El sistema entrampado

Competencia y Regulación

El gobierno, desde los ochenta, está entrampado en una reforma inconclusa porque ha demostrado que no está dispuesto a asumir las consecuencias de llevarla hasta su fin. En realidad el objetivo de los reformadores nunca fue -ni ha sido- transformar al país. Eso explica la problemática que ahora enfrentamos y que impide que se avance, se transforme y se modernice el sistema político y que se concluya con el proceso de modernización de la economía. Por bien intencionados que hayan sido los esfuerzos reformadores de los últimos tres gobiernos, la realidad es que la lógica que animó sus reformas está impidiendo que éstas sean totalmente exitosas. El resultado es un conjunto de contrastes brutales entre lo que funciona y lo que no funciona, entre lo que ha avanzado y lo que se ha rezagado y, en consecuencia, un proceso lento y engorroso de ajuste para millones de mexicanos. Lo más grave es que nada de esto ha cambiado ni es obvio que cambiaría de llegar otro partido a la presidencia de la República.

Cuando se inician las reformas económicas, a mediados de los ochenta, el gobierno se encontraba en una situación desesperada. Aunque el gobierno había introducido un severo paquete de medidas de austeridad para el gasto público a partir del mes de enero de 1983, dos años después la economía seguía contrayéndose, los precios ascendían sin control y la deuda pública, tanto la interna como la externa, era tan grande que resultaba impagable. El enojo popular crecía. Apenas un par de años después de la expropiación de los bancos, los empresarios no tenían certeza alguna de que se restablecería un entorno propicio al desarrollo económico. Los políticos comenzaban a mostrarse inquietos, demandando “menos realidades y más promesas” por parte del gobierno. De una o de otra manera, la situación tanto económica como política era sumamente grave.

Pero el gobierno se encontraba en un dilema sin salida aparente. Resultaba crecientemente evidente que, para poder reactivarse con fuerza, la economía del país exigía cambios drásticos. Sin embargo, cualquier cambio significativo entrañaba la afectación de intereses burocráticos y políticos que el gobierno no estaba dispuesto a tocar. Por tres años, las pugnas interburocráticas no permitieron avanzar más allá del terreno de las finanzas públicas.

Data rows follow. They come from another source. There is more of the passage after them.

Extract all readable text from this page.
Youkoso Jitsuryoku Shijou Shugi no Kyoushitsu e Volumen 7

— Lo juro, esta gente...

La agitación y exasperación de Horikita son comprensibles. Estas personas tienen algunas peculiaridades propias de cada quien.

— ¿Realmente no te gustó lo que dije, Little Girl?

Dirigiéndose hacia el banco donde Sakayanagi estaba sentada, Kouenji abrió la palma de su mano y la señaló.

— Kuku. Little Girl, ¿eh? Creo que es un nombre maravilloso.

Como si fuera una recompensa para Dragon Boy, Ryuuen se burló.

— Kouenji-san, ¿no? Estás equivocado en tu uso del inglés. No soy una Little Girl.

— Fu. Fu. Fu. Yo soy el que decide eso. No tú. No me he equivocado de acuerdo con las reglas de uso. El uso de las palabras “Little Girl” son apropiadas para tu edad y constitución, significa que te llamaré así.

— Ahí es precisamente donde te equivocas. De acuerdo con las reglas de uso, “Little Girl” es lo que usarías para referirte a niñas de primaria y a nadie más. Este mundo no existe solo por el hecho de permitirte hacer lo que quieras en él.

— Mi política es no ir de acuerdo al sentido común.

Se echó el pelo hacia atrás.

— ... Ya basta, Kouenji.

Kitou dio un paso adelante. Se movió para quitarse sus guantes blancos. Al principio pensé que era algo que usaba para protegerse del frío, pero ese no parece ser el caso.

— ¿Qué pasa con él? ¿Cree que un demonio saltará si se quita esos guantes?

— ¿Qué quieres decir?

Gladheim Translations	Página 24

La economía se administró, en esos años, de acuerdo al principio aplicado exitosamente durante los cincuenta y sesenta: procurar un equilibrio fiscal. Aunque ese equilibrio no se logró sino hasta el final de los ochenta, la noción de que lo único que se requería para reactivar la economía era un manejo prudente de las cuentas públicas fue derrotado por la terca realidad: por más que el gobierno se caracterizó por su extraordinaria prudencia, sobre todo cuando se le compara con los doce años anteriores de lujuria fiscal, la economía ni se estabilizaba ni mostraba capacidad de sólida recuperación. Para fines de 1985 las cosas comenzaron a cambiar.

Ante el riesgo de poner en entredicho la estabilidad política del país, a final de 1985 el gobierno comenzó a introducir diversas reformas que, aunque tibias, eran sumamente significativas. Las más importantes de éstas fueron la apertura de la economía a las importaciones, seguida de la solicitud para ingresar al GATT y algunas privatizaciones. En retrospectiva, quizá lo más importante de las reformas llevadas a cabo entre 1985 y 1988 fue el cambio de orientación de la economía y la sociedad que éstas iniciaron. De una economía cerrada y orientada hacia en interior y hacia atrás, las reformas comenzaron a forzar a los agentes económicos a ver hacia afuera y hacia adelante.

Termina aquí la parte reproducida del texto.